Polybe rapporte que c’étoit au haut de la maison qu’étoient placées les statues de la famille, qu’on découvroit, & qu’on paroit de festons & de guirlandes, dans certains jours de fêtes & de solemnités publiques. Lorsque quelque homme de considération de la famille venoit à mourir, on faisoit porter les mêmes figures à ses funérailles, & on y ajoutoit le reste du corps, afin de leur donner plus de ressemblance ; on les habilloit selon les dignités qu’avoient possédés ceux qu’elles représentoient ; de la robe consulaire, s’ils avoient été consuls ; de la robe triomphale, s’ils avoient eu les honneurs du triomphe, & ainsi du reste. Voilà, dit Pline, comment il arrivoit que tous les morts d’une famille illustre assistoient aux funérailles, depuis le premier jusqu’au dernier.
On peut aisément concilier la différence des récits qu’on trouve dans les autres auteurs, avec ce passage de Polybe, en faisant attention que ces autres auteurs lui sont postérieurs ; que de son tems le faste & le luxe n’avoient pas fait autant de progrès que sous les empereurs ; qu’alors les Romains ne mettant plus de bornes à leur magnificence, eurent des salles basses ou des vestibules dans leur maison, pour placer de grandes statues de marbre, ou de quelqu’autre matiere précieuse, & que cela n’empêchoit pas qu’ils ne conservassent dans un appartement du haut les bustes de ces mêmes ancêtres, pour s’en servir dans les cérémonies funébres, comme étant plus commodes à transporter que des statues de marbre.
On voyoit dans ces maisons, diverses galeries soutenues par des colonnes, de grandes salles, des cabinets de conversation, des cabinets de peinture, & des basiliques.

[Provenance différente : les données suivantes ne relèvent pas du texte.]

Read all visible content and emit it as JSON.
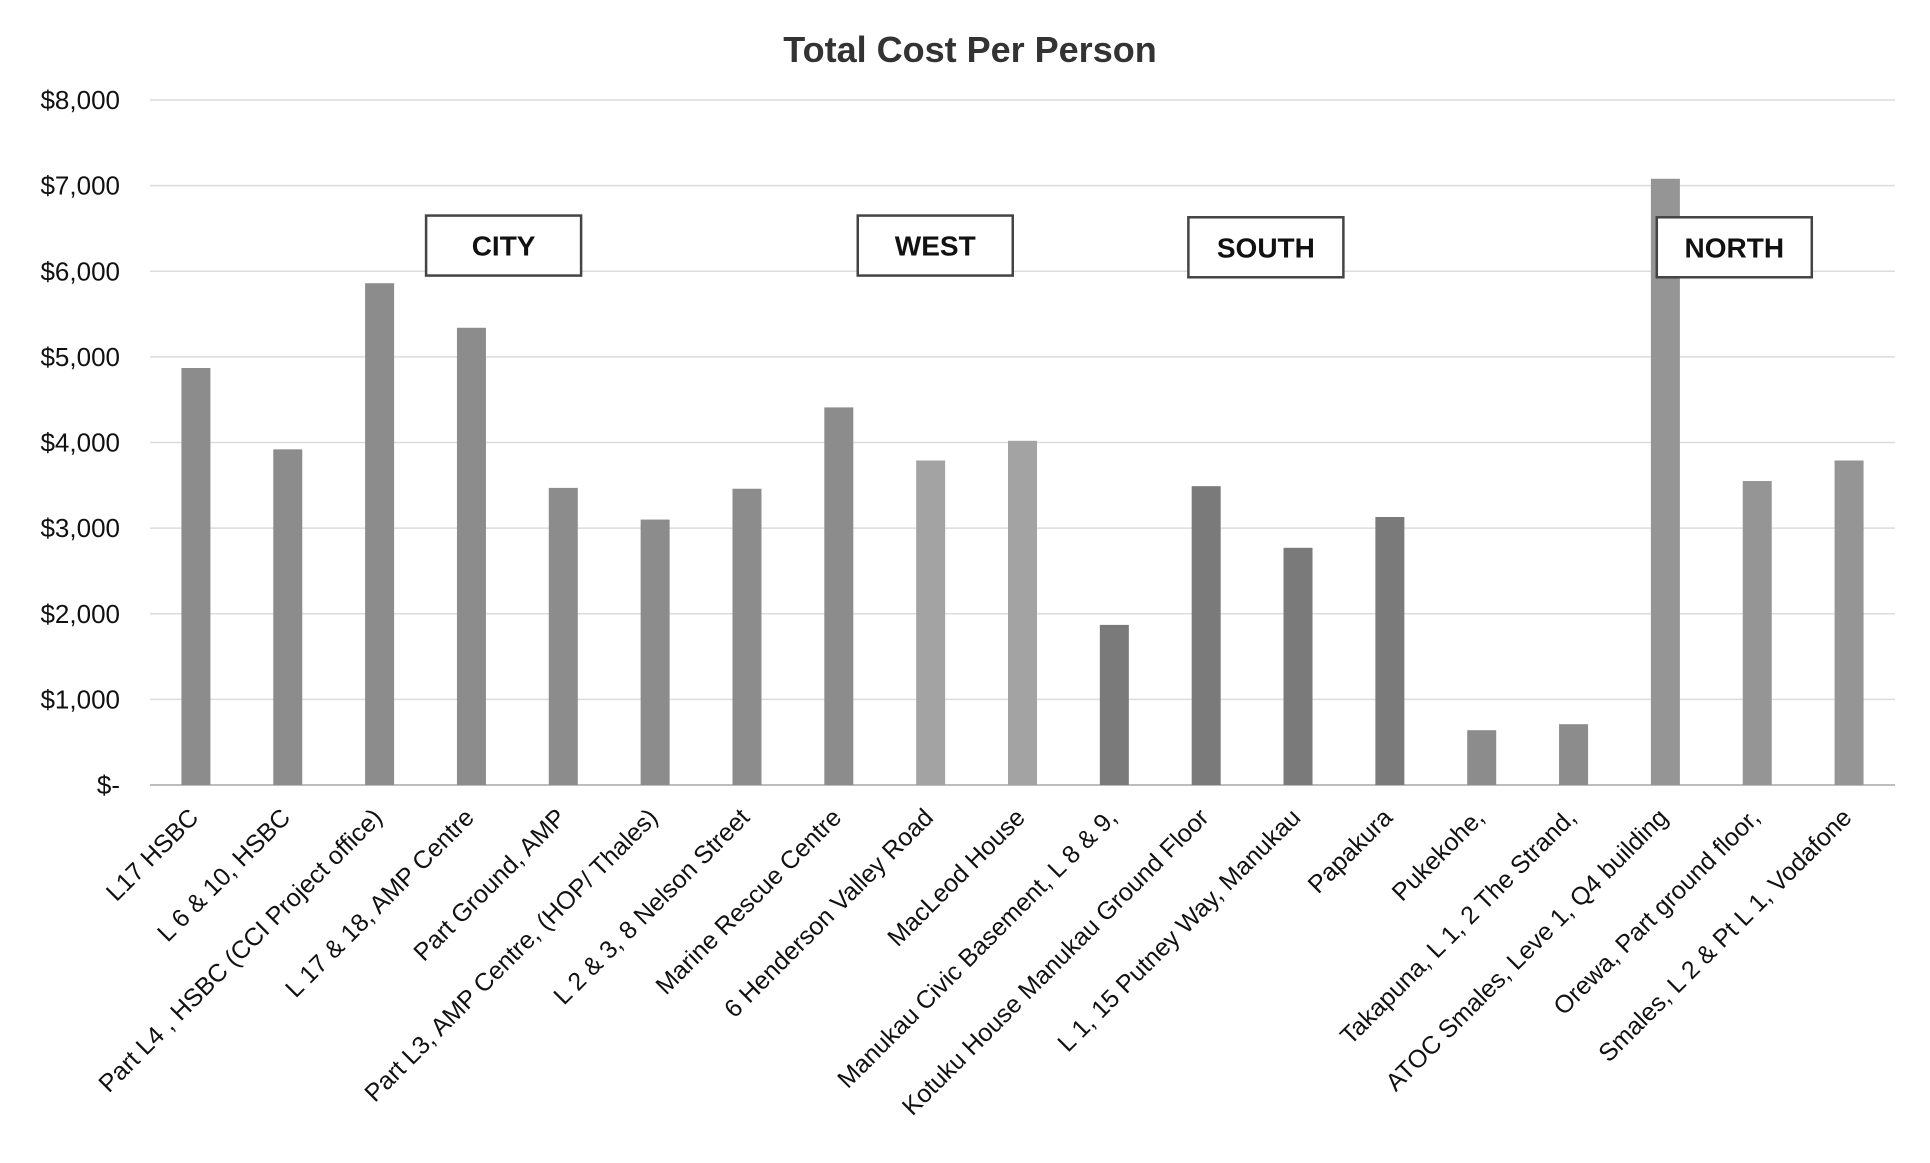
{
  "chart_data": {
    "type": "bar",
    "title": "Total Cost Per Person",
    "xlabel": "",
    "ylabel": "",
    "ylim": [
      0,
      8000
    ],
    "yticks": [
      0,
      1000,
      2000,
      3000,
      4000,
      5000,
      6000,
      7000,
      8000
    ],
    "ytick_labels": [
      "$-",
      "$1,000",
      "$2,000",
      "$3,000",
      "$4,000",
      "$5,000",
      "$6,000",
      "$7,000",
      "$8,000"
    ],
    "grid": true,
    "legend": "none",
    "categories": [
      "L17  HSBC",
      "L 6 & 10, HSBC",
      "Part L4 , HSBC (CCI Project office)",
      "L 17 & 18, AMP Centre",
      "Part Ground, AMP",
      "Part L3, AMP Centre, (HOP/ Thales)",
      "L 2 & 3, 8 Nelson Street",
      "Marine Rescue Centre",
      "6 Henderson Valley Road",
      "MacLeod House",
      "Manukau Civic  Basement, L 8 & 9,",
      "Kotuku House Manukau Ground Floor",
      "L 1, 15 Putney Way, Manukau",
      "Papakura",
      "Pukekohe,",
      "Takapuna, L 1, 2 The Strand,",
      "ATOC Smales,  Leve 1, Q4 building",
      "Orewa, Part ground floor,",
      "Smales, L 2 & Pt L 1, Vodafone"
    ],
    "values": [
      4870,
      3920,
      5860,
      5340,
      3470,
      3100,
      3460,
      4410,
      3790,
      4020,
      1870,
      3490,
      2770,
      3130,
      640,
      710,
      7080,
      3550,
      3790
    ],
    "bar_colors": [
      "#8c8c8c",
      "#8c8c8c",
      "#8c8c8c",
      "#8c8c8c",
      "#8c8c8c",
      "#8c8c8c",
      "#8c8c8c",
      "#8c8c8c",
      "#a3a3a3",
      "#a3a3a3",
      "#7a7a7a",
      "#7a7a7a",
      "#7a7a7a",
      "#7a7a7a",
      "#8c8c8c",
      "#8c8c8c",
      "#959595",
      "#959595",
      "#959595"
    ],
    "annotations": [
      {
        "text": "CITY",
        "x_category_index": 3.85,
        "y_value": 6300
      },
      {
        "text": "WEST",
        "x_category_index": 8.55,
        "y_value": 6300
      },
      {
        "text": "SOUTH",
        "x_category_index": 12.15,
        "y_value": 6280
      },
      {
        "text": "NORTH",
        "x_category_index": 17.25,
        "y_value": 6280
      }
    ]
  }
}
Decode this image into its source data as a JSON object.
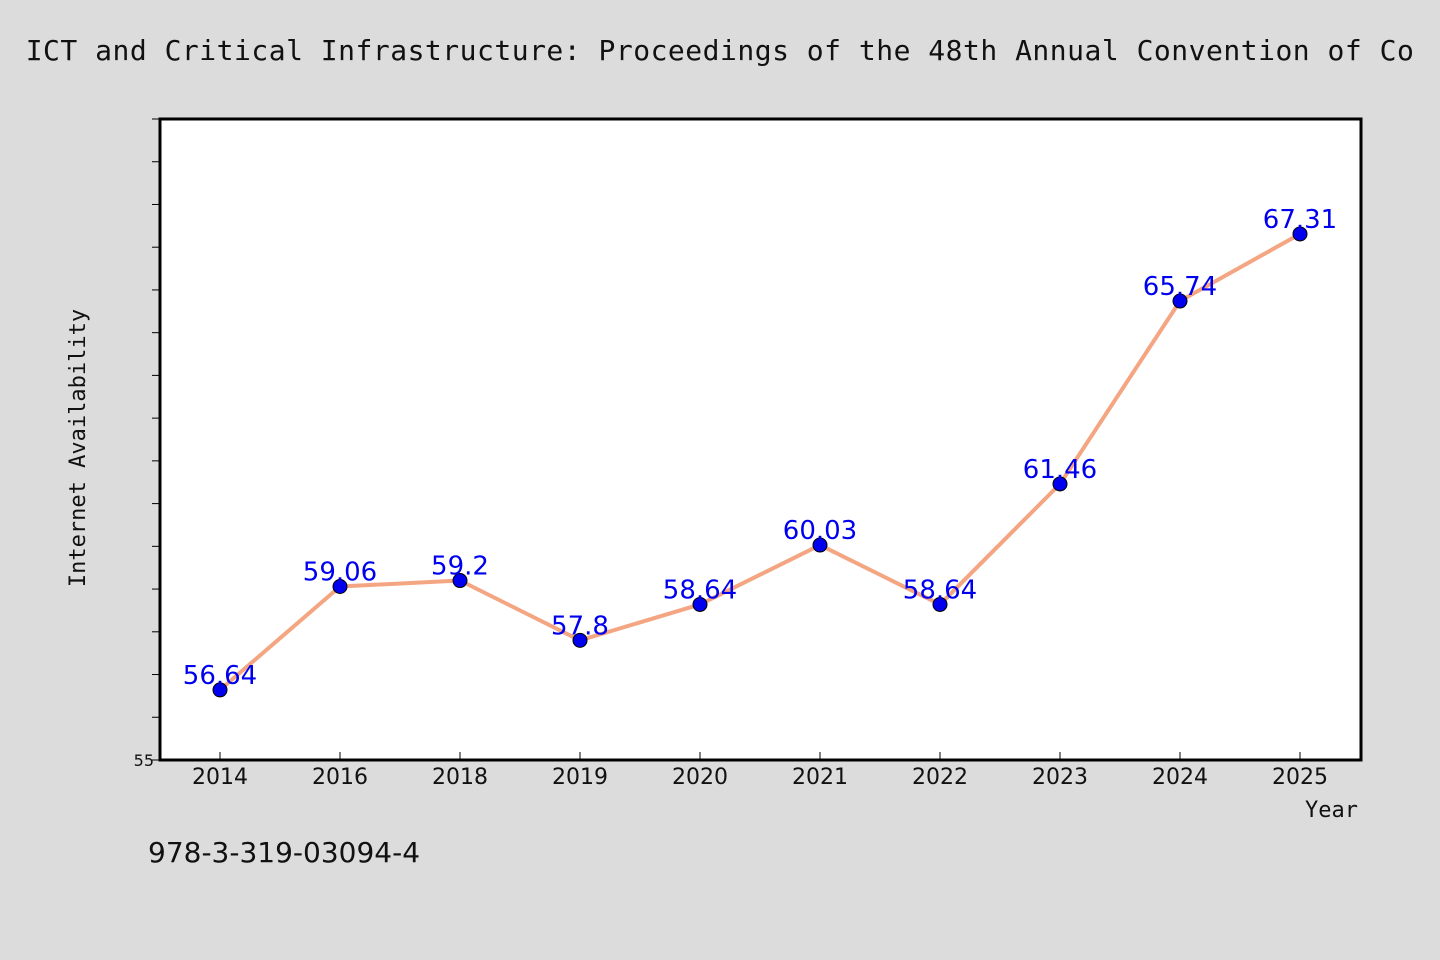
{
  "chart_data": {
    "type": "line",
    "title": "ICT and Critical Infrastructure: Proceedings of the 48th Annual Convention of Co",
    "xlabel": "Year",
    "ylabel": "Internet Availability",
    "categories": [
      "2014",
      "2016",
      "2018",
      "2019",
      "2020",
      "2021",
      "2022",
      "2023",
      "2024",
      "2025"
    ],
    "series": [
      {
        "values": [
          56.64,
          59.06,
          59.2,
          57.8,
          58.64,
          60.03,
          58.64,
          61.46,
          65.74,
          67.31
        ],
        "labels": [
          "56.64",
          "59.06",
          "59.2",
          "57.8",
          "58.64",
          "60.03",
          "58.64",
          "61.46",
          "65.74",
          "67.31"
        ]
      }
    ],
    "ylim": [
      55,
      70
    ],
    "yticks_labeled": [
      "55"
    ],
    "grid": false,
    "colors": {
      "line": "#f4a582",
      "marker": "#0000ee",
      "data_label": "#0000ee",
      "plot_background": "#ffffff",
      "figure_background": "#dcdcdc"
    }
  },
  "footnote": "978-3-319-03094-4"
}
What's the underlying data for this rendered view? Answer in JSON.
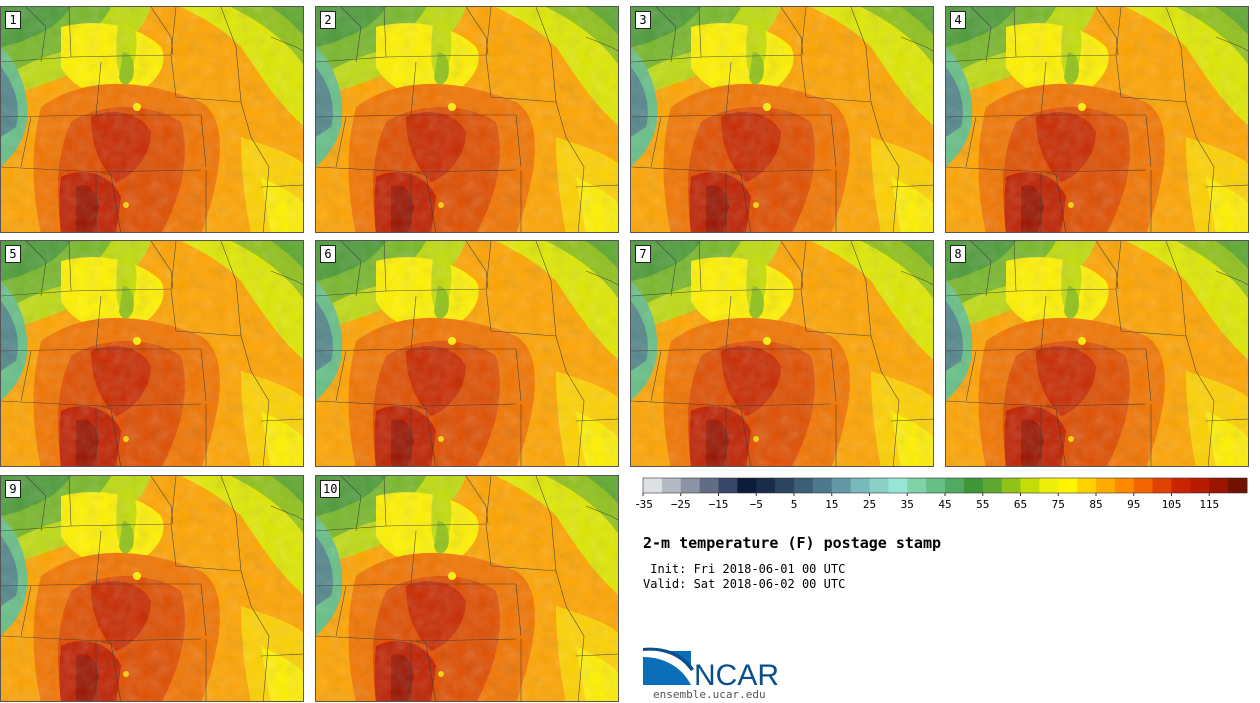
{
  "figure": {
    "title": "2-m temperature (F) postage stamp",
    "init": " Init: Fri 2018-06-01 00 UTC",
    "valid": "Valid: Sat 2018-06-02 00 UTC"
  },
  "members": [
    "1",
    "2",
    "3",
    "4",
    "5",
    "6",
    "7",
    "8",
    "9",
    "10"
  ],
  "colorbar": {
    "colors": [
      "#dde1e5",
      "#b4bac4",
      "#8b94a5",
      "#616c85",
      "#3a4668",
      "#0d1a3a",
      "#1a2c4c",
      "#2b4460",
      "#3d5e78",
      "#4e788c",
      "#6598a6",
      "#79b8bb",
      "#8bd0c6",
      "#95e6d4",
      "#80d3a9",
      "#66bf86",
      "#50aa62",
      "#3f9638",
      "#5ea82f",
      "#90c218",
      "#c4dd08",
      "#ecf00a",
      "#fff500",
      "#ffd200",
      "#ffac00",
      "#ff8a00",
      "#f26400",
      "#e04000",
      "#c92300",
      "#b81a00",
      "#9a1400",
      "#731100"
    ],
    "tick_labels": [
      "−35",
      "−25",
      "−15",
      "−5",
      "5",
      "15",
      "25",
      "35",
      "45",
      "55",
      "65",
      "75",
      "85",
      "95",
      "105",
      "115"
    ]
  },
  "logo": {
    "name": "NCAR",
    "url": "ensemble.ucar.edu"
  }
}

Les salles étoient ou corinthiennes ou égyptiennes, les premieres n’avoient qu’un rang de colonnes posées sur un pié-destal, ou même en bas sur le pavé, & ne soutenoient que leur architrave & leurs corniches de menuiserie ou de stuc, sur quoi étoit le plancher en voûte surbaissée : mais les dernieres avoient des architraves sur des colonnes, & sur les architraves des planchers d’assemblage, qui faisoient une terrasse découverte tournant tout au tour.
Ces hôtels, principalement depuis les réglemens qui en fixoient la hauteur, n’avoient ordinairement que deux étages au-dessus de l’entre sol. Au premier étoient les chambres à coucher, qu’on appelloit dormitoria ; au second étoient les appartemens des femmes, & les salles à manger qu’on nommoit triclinia.
Les Romains n’avoient point de cheminées faites comme les nôtres dans leurs appartemens, parce qu’ils n’imaginerent pas de tuyaux pour laisser passer la fumée. On faisoit le feu au milieu d’une salle basse, sur laquelle il y avoit une ouverture pratiquée au milieu du toît, par où sortoit la fumée ; cette sorte de salle servoit dans les commencemens de la république à faire la cuisine, c’étoit encore le lieu où l’on mangeoit ; mais dès que le luxe se fut glissé dans Rome, les salles basses furent seulement destinées pour les cuisines.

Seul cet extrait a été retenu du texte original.